Die meisten Begriffe der Gefühlsebene und des Abstrakten fehlen gänzlich. Differenziertere Unterscheidungen gibt es dagegen in allem, was derb und vulgär ist. Für pinkeln kann man sich gleich an sieben (!) Begriffen erfreuen, und jeder drückt diesen lebensnotwendigen Vorgang leicht nuaciert anders aus: pinkeln, pisse, saiche, stratze, schiffe, strullern und bullern, und bei einer Kuh kommt padern noch hinzu. Während pinkeln recht allgemein klingt, trifft es pisse und saiche eher bei der sitzenden Haltung der Frauen, saiche und stratze eher dann, wenn es mit einem entsprechenden, durch Druck verursachten Geräusch auf vielleicht einem Nachttopf verbunden ist, oder wenn es im Freien auf einem zu festen Boden so richtig spritzt. Strullern und bullern trifft es eher beim Mann, und hier würde man wieder unterscheiden, ob es eher ruhiger oder unruhiger fließt.

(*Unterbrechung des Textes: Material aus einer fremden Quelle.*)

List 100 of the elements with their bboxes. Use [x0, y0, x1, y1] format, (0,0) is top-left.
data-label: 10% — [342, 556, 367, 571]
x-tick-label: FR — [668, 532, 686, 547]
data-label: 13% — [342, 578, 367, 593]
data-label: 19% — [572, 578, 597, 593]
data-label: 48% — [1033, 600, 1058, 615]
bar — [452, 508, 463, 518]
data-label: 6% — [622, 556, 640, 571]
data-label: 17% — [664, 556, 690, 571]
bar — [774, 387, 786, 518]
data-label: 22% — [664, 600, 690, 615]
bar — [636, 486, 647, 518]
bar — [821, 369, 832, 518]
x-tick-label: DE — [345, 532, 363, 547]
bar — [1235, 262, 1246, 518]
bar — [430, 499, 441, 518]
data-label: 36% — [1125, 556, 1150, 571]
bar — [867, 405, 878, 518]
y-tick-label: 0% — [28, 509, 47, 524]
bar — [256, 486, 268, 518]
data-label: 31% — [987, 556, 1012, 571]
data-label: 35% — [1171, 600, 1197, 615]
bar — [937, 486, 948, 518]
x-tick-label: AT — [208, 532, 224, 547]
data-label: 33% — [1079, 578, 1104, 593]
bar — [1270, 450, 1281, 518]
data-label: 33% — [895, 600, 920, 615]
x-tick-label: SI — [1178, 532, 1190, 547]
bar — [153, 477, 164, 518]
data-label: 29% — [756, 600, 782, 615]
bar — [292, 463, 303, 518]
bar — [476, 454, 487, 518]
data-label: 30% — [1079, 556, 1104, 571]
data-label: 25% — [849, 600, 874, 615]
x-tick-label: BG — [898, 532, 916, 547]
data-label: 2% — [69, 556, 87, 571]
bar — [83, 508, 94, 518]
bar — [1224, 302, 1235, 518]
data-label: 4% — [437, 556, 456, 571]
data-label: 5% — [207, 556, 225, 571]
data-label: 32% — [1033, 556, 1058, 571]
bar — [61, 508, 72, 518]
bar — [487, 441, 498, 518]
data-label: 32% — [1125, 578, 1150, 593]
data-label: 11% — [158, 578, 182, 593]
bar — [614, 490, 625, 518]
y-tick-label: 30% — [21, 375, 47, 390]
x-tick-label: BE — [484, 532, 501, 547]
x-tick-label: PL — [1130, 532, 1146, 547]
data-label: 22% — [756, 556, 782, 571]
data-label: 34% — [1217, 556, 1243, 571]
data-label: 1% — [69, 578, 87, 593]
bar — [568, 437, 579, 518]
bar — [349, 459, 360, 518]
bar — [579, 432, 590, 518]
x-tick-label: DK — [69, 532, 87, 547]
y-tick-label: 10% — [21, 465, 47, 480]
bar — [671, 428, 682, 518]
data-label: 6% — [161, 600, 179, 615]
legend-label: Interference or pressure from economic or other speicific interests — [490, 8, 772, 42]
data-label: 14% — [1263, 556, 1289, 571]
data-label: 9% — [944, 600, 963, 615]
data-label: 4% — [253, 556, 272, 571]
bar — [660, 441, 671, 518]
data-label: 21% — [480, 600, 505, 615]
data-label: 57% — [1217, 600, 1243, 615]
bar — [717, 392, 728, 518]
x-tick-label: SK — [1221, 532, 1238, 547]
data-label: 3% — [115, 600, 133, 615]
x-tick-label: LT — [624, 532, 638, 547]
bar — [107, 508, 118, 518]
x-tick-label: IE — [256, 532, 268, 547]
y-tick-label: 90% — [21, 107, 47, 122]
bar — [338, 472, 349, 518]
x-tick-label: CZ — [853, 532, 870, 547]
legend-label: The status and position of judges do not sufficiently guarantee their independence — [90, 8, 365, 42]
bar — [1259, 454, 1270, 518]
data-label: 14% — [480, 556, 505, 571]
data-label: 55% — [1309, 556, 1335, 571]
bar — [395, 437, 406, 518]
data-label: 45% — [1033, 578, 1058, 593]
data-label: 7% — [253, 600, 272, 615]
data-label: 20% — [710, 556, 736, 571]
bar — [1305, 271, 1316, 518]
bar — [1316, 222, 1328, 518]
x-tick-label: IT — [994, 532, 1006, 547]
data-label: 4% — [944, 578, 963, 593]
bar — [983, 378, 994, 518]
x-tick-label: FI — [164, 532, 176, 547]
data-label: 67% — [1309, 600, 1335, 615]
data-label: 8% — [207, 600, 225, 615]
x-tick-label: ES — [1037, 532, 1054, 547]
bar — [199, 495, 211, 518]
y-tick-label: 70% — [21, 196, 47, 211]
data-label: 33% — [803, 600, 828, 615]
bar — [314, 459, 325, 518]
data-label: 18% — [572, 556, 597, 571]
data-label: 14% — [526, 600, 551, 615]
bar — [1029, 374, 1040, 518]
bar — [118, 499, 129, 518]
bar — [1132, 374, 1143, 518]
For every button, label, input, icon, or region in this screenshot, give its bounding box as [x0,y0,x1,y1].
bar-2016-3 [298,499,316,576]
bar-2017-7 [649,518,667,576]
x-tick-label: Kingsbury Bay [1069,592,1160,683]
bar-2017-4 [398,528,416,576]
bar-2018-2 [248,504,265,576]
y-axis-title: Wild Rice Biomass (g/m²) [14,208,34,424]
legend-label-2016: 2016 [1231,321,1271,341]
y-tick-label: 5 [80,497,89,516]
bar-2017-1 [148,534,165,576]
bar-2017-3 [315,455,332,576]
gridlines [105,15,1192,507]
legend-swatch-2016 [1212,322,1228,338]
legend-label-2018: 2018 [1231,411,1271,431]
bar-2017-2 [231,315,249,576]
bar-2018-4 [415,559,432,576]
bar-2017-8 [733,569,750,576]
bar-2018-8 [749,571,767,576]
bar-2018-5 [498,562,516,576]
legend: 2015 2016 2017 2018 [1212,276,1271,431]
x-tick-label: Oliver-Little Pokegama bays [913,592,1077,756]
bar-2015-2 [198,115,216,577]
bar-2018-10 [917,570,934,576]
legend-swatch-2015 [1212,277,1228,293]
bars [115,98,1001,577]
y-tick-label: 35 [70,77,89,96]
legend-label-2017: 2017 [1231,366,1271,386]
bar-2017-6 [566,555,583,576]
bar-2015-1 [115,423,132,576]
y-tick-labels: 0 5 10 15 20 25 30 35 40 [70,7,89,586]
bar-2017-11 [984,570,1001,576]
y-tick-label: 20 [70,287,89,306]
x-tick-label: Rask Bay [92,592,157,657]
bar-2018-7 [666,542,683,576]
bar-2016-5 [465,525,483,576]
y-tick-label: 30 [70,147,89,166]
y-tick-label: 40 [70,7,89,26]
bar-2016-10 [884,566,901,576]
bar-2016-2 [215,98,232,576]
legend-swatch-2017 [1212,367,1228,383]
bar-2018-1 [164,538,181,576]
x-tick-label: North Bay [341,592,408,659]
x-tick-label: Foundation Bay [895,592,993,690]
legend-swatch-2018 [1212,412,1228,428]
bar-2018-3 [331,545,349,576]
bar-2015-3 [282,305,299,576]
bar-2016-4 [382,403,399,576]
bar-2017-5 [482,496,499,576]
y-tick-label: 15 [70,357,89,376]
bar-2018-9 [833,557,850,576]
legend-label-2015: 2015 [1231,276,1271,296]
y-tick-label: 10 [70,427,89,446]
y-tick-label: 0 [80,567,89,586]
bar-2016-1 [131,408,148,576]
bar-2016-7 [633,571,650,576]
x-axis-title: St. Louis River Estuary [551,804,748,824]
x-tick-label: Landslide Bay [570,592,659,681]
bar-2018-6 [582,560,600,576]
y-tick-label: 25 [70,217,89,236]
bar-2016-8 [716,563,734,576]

Es gibt Dialekte, in denen man problemlos Begriffe aus dem Hochdeutschen verwenden kann. Man spricht sie einfach in der Farbe des Dialektes aus. Aber die rauh klingenden Dialekte im Lahn-Dill-Gebiet stoßen den weichen Klang des Hochdeutschen unversöhnlich ab. Ich glaube, dass jemand, der mit einem Dialekt aufgewachsen ist, ein besonderes Gespür dafür entwickelt hat, welcher Begriff dazugehört und welcher nicht oder welche Art ihn auszusprechen trifft und welche nicht. Die Dialekte im Lahn-Dill-Gebiet sind mittlerweile, wie ich finde, sehr verwaschen und mit Begriffen aus dem Hochdeutschen durchsetzt, die den eigentümlichen, rauhen Klang empfindlich stören. Oft sind es Begriffe, für die es auch einmal eigenständige Varianten gab. Es entstand eine Mischung aus Dialekt und Hochdeutsch, die aber wie ein unbeholfenes Kauderwelsch klingt, ohne jede Identität. In meiner Kurzgeschichte Willis Porsche spricht Willi von: gewwe und nemme (geben und nehmen), auf Platt würde er es anders aussprechen, nämlich: gäwwe ön nömme. Er ist aber der Überzeugung, dass er so Hochdeutsch spricht. Das reine Platt klingt den Leuten zu derb, und daher färben sie die Vokale ins Hochdeutsche und meinen, dass das vornehmer klingt. Es etablieren sich seltsam skurrile Blüten wie: Kind, geh domma aus dem Batsch! Für Kinder, mit denen man so gesprochen hat, ist dies so etwas wie Muttersprache. Ihnen wird es vielleicht wieder eine Identität geben. Vielleicht wird man es irgendwann für einen neuen Dialekt halten, wer weiß, und vielleicht werden so manch sprachliche Blüten sogar Einzug in einen Sprachatlas halten.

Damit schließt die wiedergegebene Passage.